English    Türkçe    فارسی   

6
1720-1729

  • Ömrünün atlasını, ay makasıyla gurur terzisi kesip parça parça ediyor. 1720
  • Sense yıldızım, hep beni güldürseydi, hep kutlu olsaydı der, bunu istersin.
  • Onun terbilerine pek kızar, cilvesinden, kininden, aletlerinden hiddetlenirsin.
  • Susmasından, kutsuzluğundan, tutukluluğundan, kinciliğinden incinirsin.
  • Neden Zühre çalıp çığırmıyor dersin. Fakat onun kutluluğuna, oynayışına, çağırışına pek güvenme.

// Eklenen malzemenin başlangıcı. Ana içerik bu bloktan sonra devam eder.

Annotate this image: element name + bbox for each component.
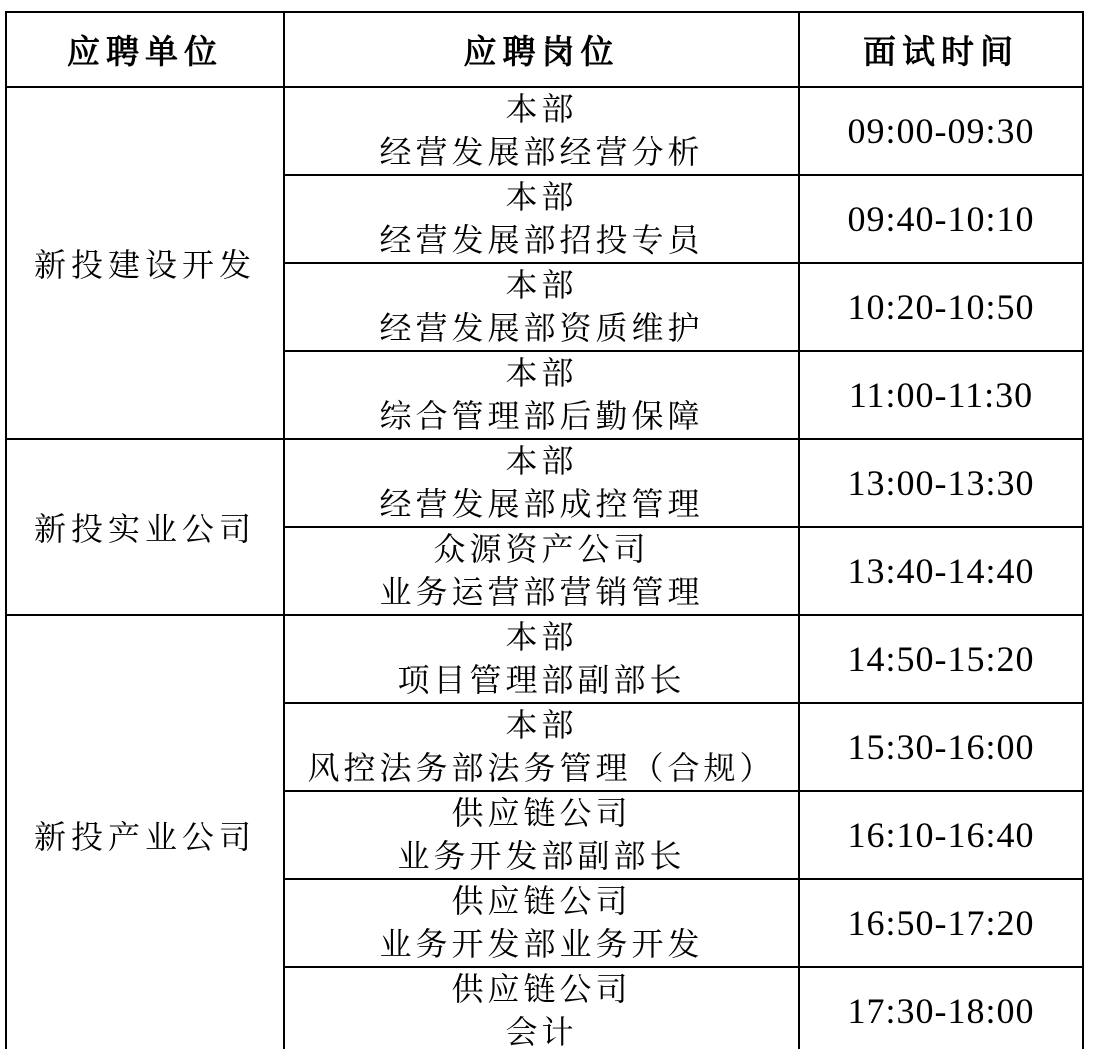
header-position-column: 应聘岗位 (284, 12, 799, 87)
time-cell: 11:00-11:30 (799, 351, 1083, 439)
position-cell (284, 439, 799, 527)
position-line-1: 本部 (505, 707, 578, 743)
position-line-1: 供应链公司 (451, 883, 632, 919)
unit-cell-group-1: 新投建设开发 (6, 87, 284, 439)
position-line-2: 经营发展部经营分析 (379, 134, 704, 170)
time-cell: 09:40-10:10 (799, 175, 1083, 263)
position-cell (284, 527, 799, 615)
header-time-column: 面试时间 (799, 12, 1083, 87)
position-line-2: 业务运营部营销管理 (379, 574, 704, 610)
position-cell (284, 175, 799, 263)
position-line-2: 经营发展部招投专员 (379, 222, 704, 258)
table-row (6, 87, 1083, 175)
time-cell: 13:40-14:40 (799, 527, 1083, 615)
position-cell (284, 703, 799, 791)
table-header-row (6, 12, 1083, 87)
position-line-2: 风控法务部法务管理（合规） (307, 750, 776, 786)
position-line-1: 本部 (505, 179, 578, 215)
time-cell: 16:50-17:20 (799, 879, 1083, 967)
position-line-1: 本部 (505, 443, 578, 479)
position-line-2: 项目管理部副部长 (397, 662, 686, 698)
position-line-1: 供应链公司 (451, 971, 632, 1007)
position-line-2: 经营发展部成控管理 (379, 486, 704, 522)
position-cell (284, 351, 799, 439)
table-row (6, 439, 1083, 527)
table-row (6, 615, 1083, 703)
unit-cell-group-2: 新投实业公司 (6, 439, 284, 615)
time-cell: 15:30-16:00 (799, 703, 1083, 791)
position-cell (284, 87, 799, 175)
position-line-2: 经营发展部资质维护 (379, 310, 704, 346)
position-cell (284, 791, 799, 879)
unit-cell-group-3: 新投产业公司 (6, 615, 284, 1049)
position-cell (284, 263, 799, 351)
time-cell: 10:20-10:50 (799, 263, 1083, 351)
position-line-1: 本部 (505, 355, 578, 391)
position-cell (284, 967, 799, 1049)
position-line-1: 本部 (505, 267, 578, 303)
position-line-2: 会计 (505, 1014, 578, 1049)
time-cell: 16:10-16:40 (799, 791, 1083, 879)
position-line-1: 本部 (505, 619, 578, 655)
time-cell: 09:00-09:30 (799, 87, 1083, 175)
position-line-2: 业务开发部业务开发 (379, 926, 704, 962)
header-unit-column: 应聘单位 (6, 12, 284, 87)
position-line-1: 众源资产公司 (433, 531, 650, 567)
position-line-1: 本部 (505, 91, 578, 127)
time-cell: 13:00-13:30 (799, 439, 1083, 527)
position-line-2: 业务开发部副部长 (397, 838, 686, 874)
time-cell: 17:30-18:00 (799, 967, 1083, 1049)
position-cell (284, 879, 799, 967)
position-line-1: 供应链公司 (451, 795, 632, 831)
interview-schedule-table (5, 11, 1084, 1049)
time-cell: 14:50-15:20 (799, 615, 1083, 703)
position-line-2: 综合管理部后勤保障 (379, 398, 704, 434)
position-cell (284, 615, 799, 703)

  • Yıldızın der ki: Lâtifeyi biraz daha fazlalaştırırsam seni tamamı ile aldatır, borçlu çıkarırım. 1725
  • Bu yıldızların işvesine bakma da ey hor hakîr kişi, erkeklere olan aşkına bak!
  • Birisi yola düşmüş, dükkâna gidiyordu. Gördü ki kadınlar yolu kapamış.
  • Hızlı yürümeden ayağı yanmaktaydı. Yolsa ay gibi kadınlarla doluydu, yol açmaya âdeta imkân yoktu.
  • Bir kadına yüz çevirdi de dedi ki: A bayağı mahlûklar, a kızcağızlar, ne de çoksunuz.